Once the parties’ status is determined and the case is denominated as one involving removal, the burden of production rests on the movant to establish a prima facie showing on the prongs of good faith and harm to the child, which typically requires a “visitation proposal.” If the moving party meets that burden, the noncustodial parent must produce evidence opposing the move as either not in good faith or inimical to the child’s interest. Once that evidence is produced, the custodial parent may adduce further evidence or may rest. Either way, the ultimate burden of proving both good faith and that the children will not be harmed remains with the party seeking to relocate.

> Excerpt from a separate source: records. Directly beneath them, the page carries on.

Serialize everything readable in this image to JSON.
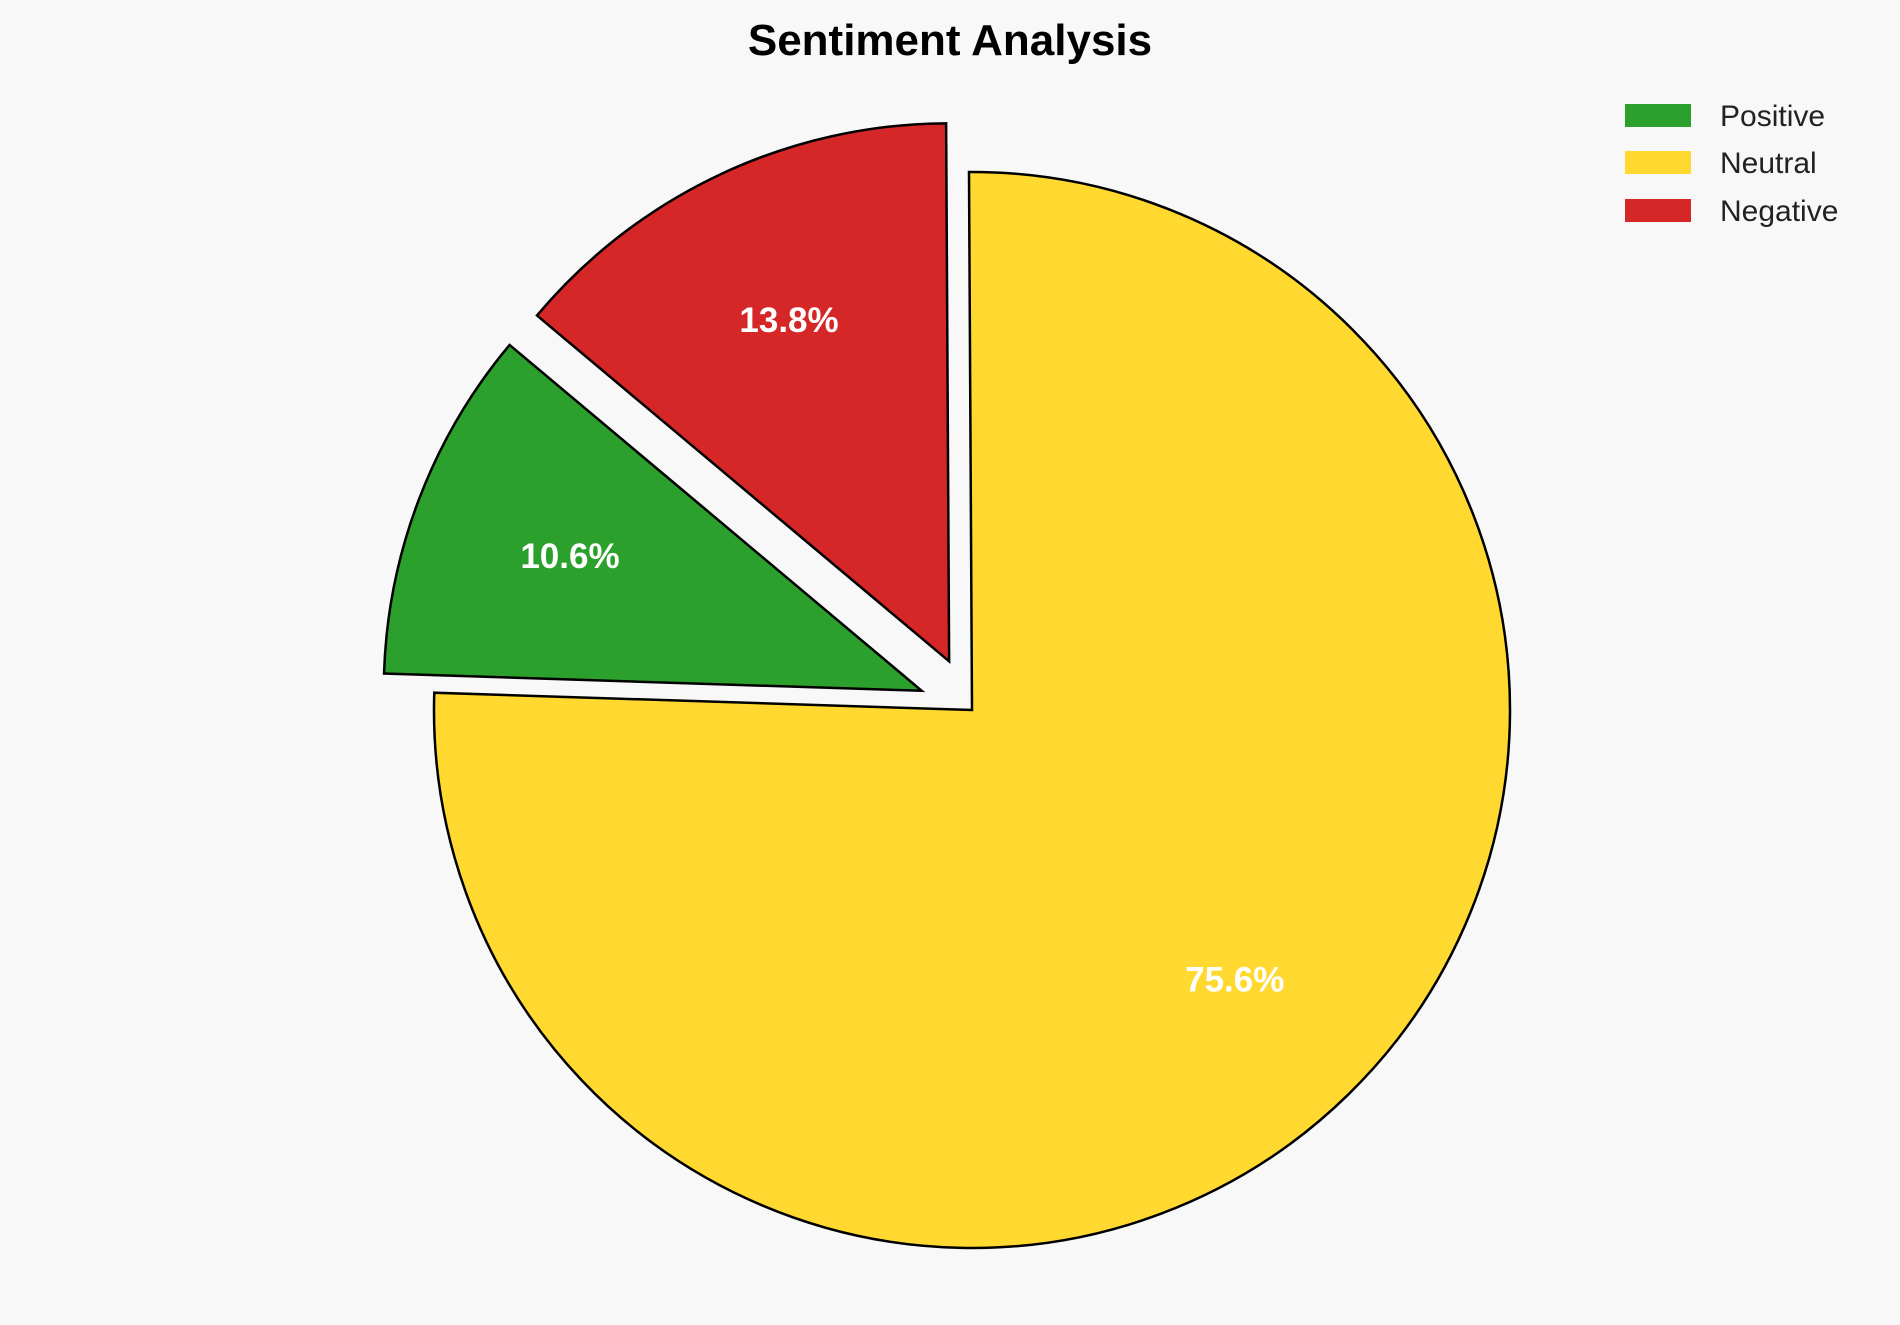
{
  "chart_data": {
    "type": "pie",
    "title": "Sentiment Analysis",
    "categories": [
      "Positive",
      "Neutral",
      "Negative"
    ],
    "values": [
      10.6,
      75.6,
      13.8
    ],
    "labels": [
      "10.6%",
      "75.6%",
      "13.8%"
    ],
    "colors": [
      "#2ca02c",
      "#ffd92f",
      "#d62728"
    ],
    "explode": [
      0.1,
      0,
      0.1
    ],
    "start_angle": 140,
    "direction": "counterclockwise",
    "edge_color": "#000000",
    "legend": {
      "placement": "top-right",
      "entries": [
        "Positive",
        "Neutral",
        "Negative"
      ]
    }
  }
}
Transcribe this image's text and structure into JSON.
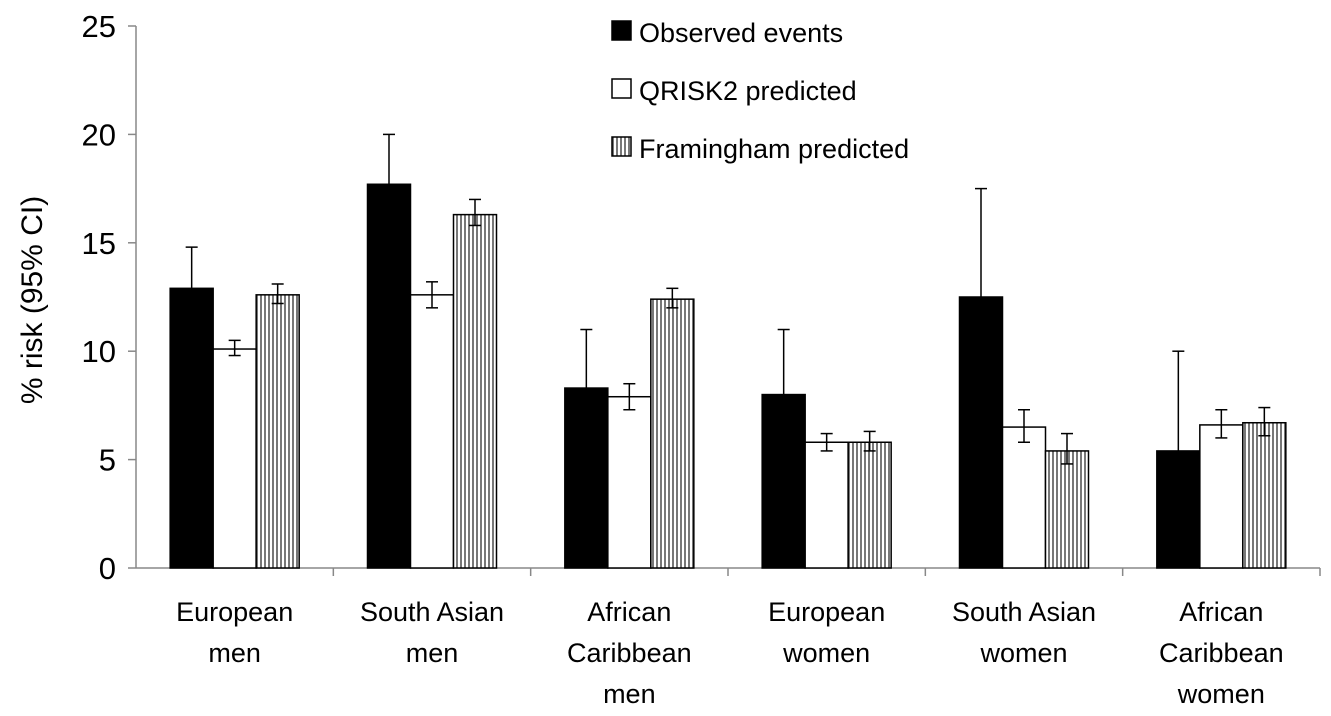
{
  "chart_data": {
    "type": "bar",
    "title": "",
    "xlabel": "",
    "ylabel": "% risk (95% CI)",
    "ylim": [
      0,
      25
    ],
    "yticks": [
      0,
      5,
      10,
      15,
      20,
      25
    ],
    "grid": false,
    "legend_position": "top-right",
    "categories": [
      [
        "European",
        "men"
      ],
      [
        "South Asian",
        "men"
      ],
      [
        "African",
        "Caribbean",
        "men"
      ],
      [
        "European",
        "women"
      ],
      [
        "South Asian",
        "women"
      ],
      [
        "African",
        "Caribbean",
        "women"
      ]
    ],
    "series": [
      {
        "name": "Observed events",
        "style": "solid",
        "color": "#000000",
        "values": [
          12.9,
          17.7,
          8.3,
          8.0,
          12.5,
          5.4
        ],
        "ci_low": [
          11.2,
          15.6,
          5.7,
          5.8,
          9.0,
          3.1
        ],
        "ci_high": [
          14.8,
          20.0,
          11.0,
          11.0,
          17.5,
          10.0
        ]
      },
      {
        "name": "QRISK2 predicted",
        "style": "white",
        "color": "#ffffff",
        "values": [
          10.1,
          12.6,
          7.9,
          5.8,
          6.5,
          6.6
        ],
        "ci_low": [
          9.8,
          12.0,
          7.3,
          5.4,
          5.8,
          6.0
        ],
        "ci_high": [
          10.5,
          13.2,
          8.5,
          6.2,
          7.3,
          7.3
        ]
      },
      {
        "name": "Framingham predicted",
        "style": "vertical-hatch",
        "color": "#888888",
        "values": [
          12.6,
          16.3,
          12.4,
          5.8,
          5.4,
          6.7
        ],
        "ci_low": [
          12.2,
          15.8,
          12.0,
          5.4,
          4.8,
          6.1
        ],
        "ci_high": [
          13.1,
          17.0,
          12.9,
          6.3,
          6.2,
          7.4
        ]
      }
    ]
  }
}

In Morgan, the matter was a removal action because dad did not make out a case of changed circumstances and mom and dad did not have a de facto shared custody arrangement. Dad’s claim that he saw the children more than the PSA provided, failed to establish shared physical custody–a status that considers whether both parents share tasks such as meals, bathing, purchasing and caring for clothes, disciplining, and arranging social interactions, daycare, babysitting, and education. As a result, the Court affirmed the Appellate Division’s conclusion that the trial judge erred by failing to apply the good faith Baures standard, which was satisfied in this case, and by concluding that mom’s “emotional instability” was supported by admissible evidence in the record. Although the Appellate Division remanded the matter only for a new visitation schedule, the Court held that a full remand is in order because four years have elapsed since the evidence was adduced before the trial court, mom’s engagement is off and her fiancé will not be supporting her to permit her to become a stay-at-home mother, the children are now twelve and nine and the older child has the legal right to express a preference regarding the move, and dad has remarried and has a new child. At the remand hearing, the Court ordered that the Baures factors that are relevant should be addressed, and an updated psychologist evaluation should be ordered if appropriate.